The intricacies of classification afford boundless opportunity for favoritism. Classification is always more or less arbitrary by necessity, and is frequently more arbitrary than necessary. One industry or wholesale trade is often charged two or three times as much as another for the same service. The New York Railroad Commission found the railroads charging twice as much on dry goods as on coffee or sugar and protested against the rule as utterly indefensible, but the railroads refused to comply with the request for a change. Iron and coal cost less to transport than grain, yet the ton-mile rates on iron and coal from Pittsburg have been at times for years together from 2 to 5 times the rates on grain from New York to Chicago.

In 1890 the Interstate Commerce Commission ordered the railroads to transfer soap from the 5th to the 6th class. In 1900 the railroads changed it back to 5th class in carload lots, and from 4th to 3d class in less-than-carload lots, but if shipped in mixed lots with dressed beef it goes as 5th class. So that Armour, Swift & Co., of the Beef Trust, have been able to ship soap in less-than-carload lots at much lower rates than their competitors.[[231]] The Commission ordered the roads to cease their excessive discrimination on less than carload lots, etc. The roads refused to obey. The Circuit Court has sustained the order of the Commission.

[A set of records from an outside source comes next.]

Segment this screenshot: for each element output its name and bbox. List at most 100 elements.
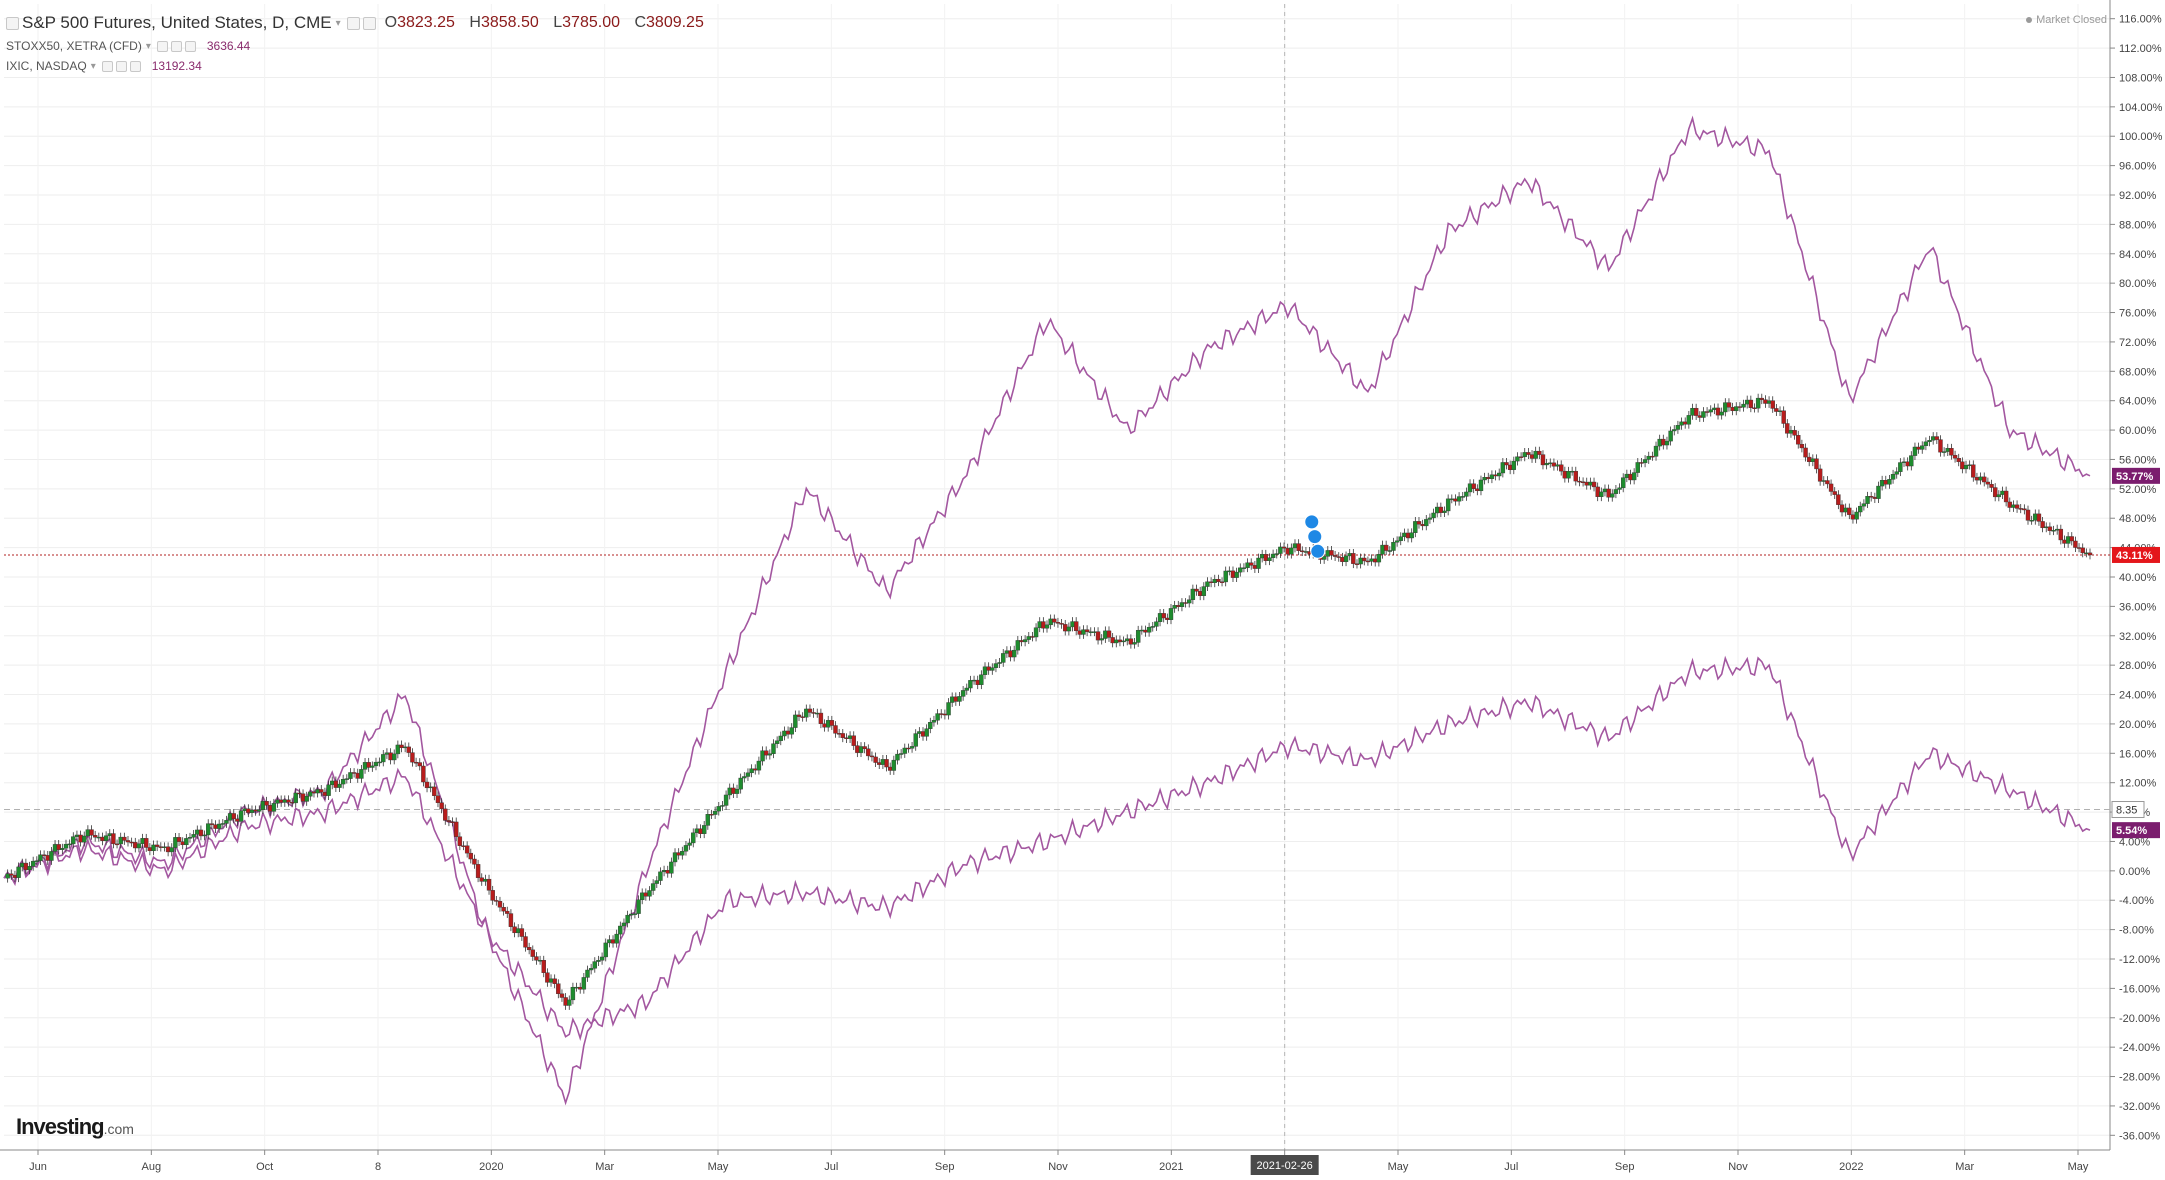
investing-logo[interactable]: Investing.com (16, 1114, 134, 1140)
candle-body (1613, 489, 1619, 494)
candle-body (887, 766, 893, 771)
candle-body (1427, 517, 1433, 520)
candle-body (1143, 629, 1148, 633)
candle-body (1559, 464, 1564, 472)
settings-icon[interactable] (170, 40, 182, 52)
candle-body (906, 747, 911, 750)
candle-body (1354, 563, 1360, 565)
y-tick-label: 76.00% (2119, 308, 2157, 320)
candle-body (1001, 653, 1006, 663)
legend-series2-row[interactable]: STOXX50, XETRA (CFD) ▾ 3636.44 (6, 36, 714, 56)
low-value: 3785.00 (562, 14, 620, 31)
legend-main-row[interactable]: S&P 500 Futures, United States, D, CME ▾… (6, 10, 714, 36)
legend-series3-row[interactable]: IXIC, NASDAQ ▾ 13192.34 (6, 56, 714, 76)
candle-body (928, 721, 933, 729)
candle-body (1176, 605, 1181, 608)
candle-body (1453, 498, 1458, 502)
candle-body (1566, 471, 1571, 479)
chevron-down-icon[interactable]: ▾ (335, 17, 341, 29)
candle-body (519, 928, 525, 937)
collapse-icon[interactable] (6, 16, 19, 30)
candle-body (216, 823, 222, 829)
candle-body (483, 878, 488, 882)
candle-body (545, 972, 550, 983)
candle-body (1212, 578, 1217, 583)
settings-icon[interactable] (115, 60, 127, 72)
candle-body (1810, 458, 1816, 462)
candle-body (953, 696, 959, 702)
candle-body (209, 823, 215, 825)
candle-body (78, 834, 83, 843)
candle-body (909, 746, 915, 749)
candle-body (537, 960, 543, 962)
chevron-down-icon[interactable]: ▾ (145, 40, 151, 52)
logo-name: Investing (16, 1114, 105, 1139)
y-tick-label: 80.00% (2119, 278, 2157, 290)
candle-body (1580, 481, 1586, 484)
candle-body (578, 986, 583, 990)
candle-body (2040, 521, 2045, 529)
eye-icon[interactable] (346, 16, 360, 30)
y-tick-label: 96.00% (2119, 161, 2157, 173)
candle-body (1927, 440, 1932, 443)
candle-body (1777, 410, 1783, 412)
candle-body (957, 696, 962, 702)
y-tick-label: -32.00% (2119, 1101, 2160, 1113)
candle-body (384, 752, 390, 755)
candle-body (206, 823, 211, 836)
candle-body (1478, 479, 1484, 492)
candle-body (1971, 464, 1976, 478)
candle-body (82, 835, 87, 843)
candle-body (1431, 512, 1436, 519)
candle-body (526, 947, 532, 951)
candle-body (1373, 558, 1378, 563)
candle-body (661, 870, 667, 873)
candle-body (439, 802, 444, 810)
candle-body (1190, 588, 1196, 600)
x-tick-label: Sep (935, 1161, 955, 1173)
candle-body (742, 776, 747, 779)
candle-body (709, 814, 714, 816)
candle-body (2029, 520, 2034, 522)
candle-body (1303, 551, 1309, 553)
y-tick-label: -28.00% (2119, 1072, 2160, 1084)
candle-body (9, 873, 14, 876)
candle-body (1114, 639, 1119, 644)
close-icon[interactable] (129, 60, 141, 72)
candle-body (231, 813, 236, 820)
candle-body (2022, 508, 2027, 511)
candle-body (1460, 496, 1465, 498)
candle-body (1456, 496, 1462, 502)
candle-body (1259, 554, 1265, 559)
x-tick-label: Nov (1728, 1161, 1748, 1173)
candle-body (774, 740, 780, 744)
candle-body (475, 864, 481, 878)
candle-body (771, 743, 776, 754)
candle-body (2069, 536, 2074, 542)
candle-body (939, 713, 944, 715)
candle-body (486, 878, 492, 891)
candle-body (464, 845, 470, 854)
candle-body (1602, 488, 1608, 493)
candle-body (1774, 408, 1779, 412)
eye-icon[interactable] (156, 40, 168, 52)
candle-body (924, 728, 929, 737)
candle-body (351, 772, 357, 774)
candle-body (672, 852, 678, 863)
settings-icon[interactable] (362, 16, 376, 30)
close-icon[interactable] (184, 40, 196, 52)
candle-body (1759, 397, 1764, 400)
candle-body (1828, 483, 1834, 492)
candle-body (1165, 617, 1170, 620)
candle-body (1216, 578, 1221, 582)
candle-body (103, 835, 109, 841)
eye-icon[interactable] (101, 60, 113, 72)
candle-body (767, 753, 773, 756)
candle-body (804, 708, 809, 718)
candle-body (1905, 461, 1910, 467)
chevron-down-icon[interactable]: ▾ (90, 60, 96, 72)
candle-body (1500, 462, 1506, 474)
candle-body (1854, 511, 1859, 520)
candle-body (884, 759, 889, 768)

Under the Illinois Central tariffs at one time it made a difference of $40 a car if a man shipped a peck of potatoes in a car of 16,000 lbs. of strawberries. If there were no potatoes in the car so that it was not a mixed load, it cost $40 more than if there were a peck of potatoes in with the strawberries.[[232]]

The classification of castor oil on the Lake routes affords a curious example of the freaks of tariff classing. Vegetable castor oil is 5th class, or 16½ cents a hundred, from Cleveland to Chicago, while mineral castor oil takes a rate of 25 cents a hundred.[[233]]

The law has not yet definitely touched the favoring of large shippers by excessive difference in the rates on carloads and less than carloads. There is not more than 5 percent difference in the cost of transporting goods in carload lots and less-than-carload lots, and yet the rates vary from 30 to 80 percent, as a rule, and sometimes 150 percent.[[234]]

In a famous case three years ago, involving the rates on 400 commodities from the Middle West to the Pacific Coast, the Commission held that a differential between carloads and less than carloads, which is at once more than 50 cents per hundred and more than 50 percent of the carload rate, is prima facie excessive, and puts the railroad on the defensive to show special reason why so great a difference should be made.[[235]] The difference between the carload rates and less-than-carload rates, involved in this complaint, was held to be excessive in many cases.

On the Yazoo and Mississippi Railroad and the Illinois Central, 1 horse can go 667 miles for $36 and 4 horses pay $99, while 25 horses can take the trip together for $100. This encourages social habits. The first horse is billed at 2,000 lbs. no matter what he really weighs; the second is billed at 1,500 lbs.; and each additional animal counts 1,000 lbs. The rate is double first-class, or $1.80 per hundred, which the Commission says is twice the fair rate.[[236]]

In a recent case it appeared that the Texas and Pacific was charging 42½ cents per hundred lbs. on cattle from Fort Worth to New Orleans, and $15 a car additional on a shipment of less than ten carloads. This addition of $15 a car was held unreasonable.[[237]] For 17 years the road made a much lower rate—34 to 40 cents per hundred lbs., without any $15 a car additional. In March, 1903, the rate was raised to 42½ cents, and in October of the same year the additional charge of $15 a car was imposed. The distance is 500 miles. The distance from Fort Worth to Kansas City is about the same, while to St. Louis it is 700 miles. The rate on cattle from Fort Worth to Kansas City is 36½ cents, and to St. Louis 42½ cents, without any $15 addition. The Commission held the $15 charge to be an unjust discrimination between the large and small shippers, and against New Orleans in favor of St. Louis.

Discriminative rates are made oftentimes without any intent to prefer one shipper to another, but simply to make things move. For example, a business man of Greensboro, N. C., wanted to build a smoke-stack of New Jersey brick, but the rates from New Jersey were too high. “A quotation was made me by the stack builder, whose office is in New York, and I remarked to him, ‘That price is prohibitive; I cannot pay that price for that stack.’ He said, ‘That is the best I can do; but if you will tell me what you can afford to pay for that stack in competition with home-burned brick, I will see what I can do with the railroad people.’ He wanted to know how soon it would be necessary for him to give me a reply, and I said, ‘I want to know within ten days.’ He said, ‘All right; I will take it up with the railroad people.’ His quotation included the delivery of the brick and the erection of the stack at my plant. It would require something like 50 carloads of brick to build that stack. Within a week he had his price revised, and gave me a satisfactory quotation and took my contract for the stack.”[[238]]

The railroads, having regard to what the traffic would bear, gave the builder a special rate in order that the New Jersey brick might move over their lines to North Carolina.